Lembro-me de uma amiga querida, Amy. Decidiu ingressar no Catecumenato e acabou baptizada, depois de saber que sofria de cancro. Esperava “ver Jesus” através de um milagre de cura, mas tal não aconteceu. Ao invés, aprendeu a experimentar a Sua presença amorosa na sua longa jornada de preparação para a morte, especialmente com a ajuda da sua madrinha e de alguns irmãos e irmãs de fé, que havia recentemente conhecido. Foram eles que dela tão bem cuidaram nos últimos momentos da sua vida.
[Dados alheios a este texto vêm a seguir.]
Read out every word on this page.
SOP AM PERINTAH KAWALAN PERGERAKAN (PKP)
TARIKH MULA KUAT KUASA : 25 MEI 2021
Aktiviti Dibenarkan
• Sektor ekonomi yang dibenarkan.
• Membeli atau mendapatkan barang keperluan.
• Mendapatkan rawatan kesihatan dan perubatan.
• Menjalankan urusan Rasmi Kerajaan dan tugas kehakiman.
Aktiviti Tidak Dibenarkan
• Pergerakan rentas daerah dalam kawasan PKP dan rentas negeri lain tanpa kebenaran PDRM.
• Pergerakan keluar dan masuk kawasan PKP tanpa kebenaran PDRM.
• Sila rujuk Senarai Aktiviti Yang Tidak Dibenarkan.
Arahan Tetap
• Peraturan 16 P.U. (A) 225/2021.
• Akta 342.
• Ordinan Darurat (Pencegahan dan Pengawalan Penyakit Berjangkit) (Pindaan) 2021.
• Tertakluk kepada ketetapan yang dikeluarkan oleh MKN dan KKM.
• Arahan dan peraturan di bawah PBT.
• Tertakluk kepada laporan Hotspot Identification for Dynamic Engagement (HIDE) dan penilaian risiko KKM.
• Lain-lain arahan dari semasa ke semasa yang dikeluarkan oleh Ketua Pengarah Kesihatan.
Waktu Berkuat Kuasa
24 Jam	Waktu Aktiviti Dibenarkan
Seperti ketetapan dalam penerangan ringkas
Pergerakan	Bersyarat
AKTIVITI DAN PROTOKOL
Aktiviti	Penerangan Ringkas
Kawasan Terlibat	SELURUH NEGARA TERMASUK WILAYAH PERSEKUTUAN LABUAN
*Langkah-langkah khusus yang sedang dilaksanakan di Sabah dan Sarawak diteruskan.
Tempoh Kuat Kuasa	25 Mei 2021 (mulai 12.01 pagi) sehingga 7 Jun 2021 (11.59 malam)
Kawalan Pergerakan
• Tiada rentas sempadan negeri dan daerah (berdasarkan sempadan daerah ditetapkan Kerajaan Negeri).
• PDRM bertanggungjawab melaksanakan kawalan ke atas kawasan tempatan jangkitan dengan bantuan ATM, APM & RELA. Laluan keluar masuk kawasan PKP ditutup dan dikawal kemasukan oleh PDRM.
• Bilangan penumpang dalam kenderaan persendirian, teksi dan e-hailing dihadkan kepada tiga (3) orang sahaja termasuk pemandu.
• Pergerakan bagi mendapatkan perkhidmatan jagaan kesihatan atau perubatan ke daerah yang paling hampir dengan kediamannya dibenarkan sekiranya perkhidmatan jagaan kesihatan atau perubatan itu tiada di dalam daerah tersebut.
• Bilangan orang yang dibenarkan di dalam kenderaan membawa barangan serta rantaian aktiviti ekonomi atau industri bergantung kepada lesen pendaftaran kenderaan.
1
O funeral foi a expressão visível do que diz o Catecismo da Igreja Católica: “A Igreja que, como mãe, trouxe sacramentalmente no seu seio o cristão durante a sua peregrinação terrena, acompanha-o no termo da sua caminhada para o entregar «nas mãos do Pai». E oferece ao Pai, em Cristo, o filho da sua graça, e depõe na terra, na esperança, o gérmen do corpo que há-de ressuscitar na glória” (CIC nº 1683).
«Quando eu for levantado da terra, atrairei todas as pessoas para mim» (Jo., 12, 32). Só por meio da lógica da doação, da “lógica do grão de trigo”, podemos realmente encontrar Jesus e experimentar a Sua presença em todos os acontecimentos da nossa vida, mesmo nos mais dolorosos. Só recorrendo à “lógica do grão de trigo” podemos reconhecer Cristo no Pão Eucarístico, onde Jesus encontra finalmente “os Gregos”: todas as pessoas de todas as idades e culturas reunidas na Igreja, família de Cristo Ressuscitado.
A Igreja é a colheita da Graça nascida do único grão de trigo que é Cristo, que deu a Sua carne pela vida neste mundo (Jo., 6, 51). Que esta colheita se torne mais abundante através das nossas acções de serviço, perdão, humildade e solidariedade, a realizar durante esta última semana da Quaresma.